Her face had gone all soft and pretty, making me feel more like one-hundred-and-three than the twenty-three I was, and she'd shrugged. “Yeah, but not a lot more than any other animal. I just like saving things.”
The car was a piece of junk that likely wouldn't make it a hundred more miles, so I convinced her to spend the night in my guest house. After Marietta went to sleep I found myself sitting out by the swimming pool, hoping Elizabeth might wake up and come outside.

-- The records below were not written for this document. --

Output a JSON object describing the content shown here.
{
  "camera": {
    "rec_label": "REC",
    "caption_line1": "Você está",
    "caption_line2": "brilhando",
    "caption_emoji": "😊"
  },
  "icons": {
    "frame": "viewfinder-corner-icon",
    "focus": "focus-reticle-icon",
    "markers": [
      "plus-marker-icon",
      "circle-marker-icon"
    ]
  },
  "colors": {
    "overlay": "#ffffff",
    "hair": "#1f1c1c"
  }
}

It was ridiculous. Embarrassing, even. When I fell asleep in one of the plastic chairs, I dreamed of Libby DeVille holding my hand.
She's inches from me now, and she's reaching toward my face.
For a second, I feel a thrill of fear I haven’t felt since I was a boy. It settles deep inside my stomach, and I steel myself. Then her hand touches my shoulder, and I start to sweat from every pore.
Her free hand grabs one of mine, and she tugs me closer to her, closing the distance between our bodies with a gentle tug. I lean closer to her, moving in small jerks. I'm getting seriously dizzy, as her thumb touches me between my brows.
"I see a frown mark, though," she whispers, "right here." I blink, surprised to find the soft sensation makes my eyelids heavy.
"I thought you were upset that night," she murmurs as she strokes. "After..." She colors, and I blink my heavy lids.
"I could see you at the foot of the bed, and I was kind of worried for you. I don't know why, but something about you..." That frown is back, visible through my lashes, and someone is scooping out my insides. I feel gutless and emptied, like I might dissolve into a puddle at this woman's feet.
"Something about you just seems sad. I don't know what about poker-playing would make a man sad, but I'm watching these," she says, gently thumbing my frown lines one more time. "Try not to let them get any deeper."